Besides, time-dependent ROC (receiver operating characteristic) curves was applied to characterize the predictive accuracy of the scalar markers including lncRNA signature, TNM stage and a variable combining both. Based on time-specific versions of sensitivity and specificity calculated over risk sets, this new version of ROC curves are useful for detecting the predictive accuracy of a scalar marker when the outcome is a censored survival time. It connect the accuracy summaries to a previously proposed global concordance measure, which is a variant of Kendall’s tau. Moreover, the dynamic area under the time specific ROC curves (dynamic -AUC) can be plotted as a function of time to characterize temporal changes in accuracy29,30. The estimation of survival model was performed using R Package ‘risksetROC’.

Functional enrichment

In evaluating the function of lncRNAs in signature, genes significantly related to the lncRNAs were identified via calculating the pearson correlation coefficients between seven lncRNAs and mRNAs in the data from TCGA. Genes correlated with at least one of the seven signature lncRNAs were enrolled into the analysis (Pearson correlation coefficient >0.60 or <−0.40). Functional enrichment analysis for these genes were performed and visualized using Cytoscape software with ClueGO and CluePedia Plugins31,32.

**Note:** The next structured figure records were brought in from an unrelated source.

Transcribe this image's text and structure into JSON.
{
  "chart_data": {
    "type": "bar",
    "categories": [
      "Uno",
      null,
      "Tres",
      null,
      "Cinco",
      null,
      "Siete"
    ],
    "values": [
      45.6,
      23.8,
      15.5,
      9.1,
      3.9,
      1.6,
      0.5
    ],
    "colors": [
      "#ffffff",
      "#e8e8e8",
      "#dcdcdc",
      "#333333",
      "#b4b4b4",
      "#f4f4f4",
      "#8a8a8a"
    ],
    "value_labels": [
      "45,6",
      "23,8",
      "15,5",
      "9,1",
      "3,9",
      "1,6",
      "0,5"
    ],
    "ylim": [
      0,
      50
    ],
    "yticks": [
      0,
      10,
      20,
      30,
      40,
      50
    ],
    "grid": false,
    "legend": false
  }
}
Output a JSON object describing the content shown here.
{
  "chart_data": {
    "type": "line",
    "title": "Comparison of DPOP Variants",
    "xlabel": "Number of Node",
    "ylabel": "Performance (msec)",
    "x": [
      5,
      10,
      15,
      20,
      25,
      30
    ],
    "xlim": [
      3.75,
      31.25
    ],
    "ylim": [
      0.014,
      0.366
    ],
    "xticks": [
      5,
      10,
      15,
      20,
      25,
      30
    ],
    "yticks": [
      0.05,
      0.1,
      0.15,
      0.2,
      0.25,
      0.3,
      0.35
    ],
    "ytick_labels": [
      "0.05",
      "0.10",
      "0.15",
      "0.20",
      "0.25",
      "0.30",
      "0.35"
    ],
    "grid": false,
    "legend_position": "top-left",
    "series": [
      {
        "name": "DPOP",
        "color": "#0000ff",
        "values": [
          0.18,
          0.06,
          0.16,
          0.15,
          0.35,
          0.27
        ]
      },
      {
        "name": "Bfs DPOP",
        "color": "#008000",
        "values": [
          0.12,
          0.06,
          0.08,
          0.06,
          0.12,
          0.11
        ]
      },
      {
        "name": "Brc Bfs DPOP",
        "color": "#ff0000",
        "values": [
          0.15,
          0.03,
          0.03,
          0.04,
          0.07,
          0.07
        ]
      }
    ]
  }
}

Cell culture and cell proliferation assay

ESCC cell lines (ECA109 and KYSE410) were cultured in DMEM with 10% FBS (Gibco, USA) at 37 °C containing 5% CO2. For cell proliferation assay, ESCC cells were seeded into each well of the 6-well plates (500 cells/well) for 2 weeks. The colonies were stained with crystal violet for 15 min and then counted.

Plasmid constructs and cell transfection

The shRNA that used to knock down LINC00173 (sh-LINC00173) in ESCC cells were generated by GenePharma (Shanghai, China). Transfection assays were performed using Lipofectamine 3000 Reagents (Invitrogen, USA). The transfection effciencies were assessed by RT-PCR.

Cell cycle analysis

After the ESCC cells were fixed with ice-cold ethanol for 24 hours, they were dyed with propidium iodide/RNase buffer (BD Biosciences, USA) for 30 min in a darkplace. Then, the cells were analyzed by flow cytometry.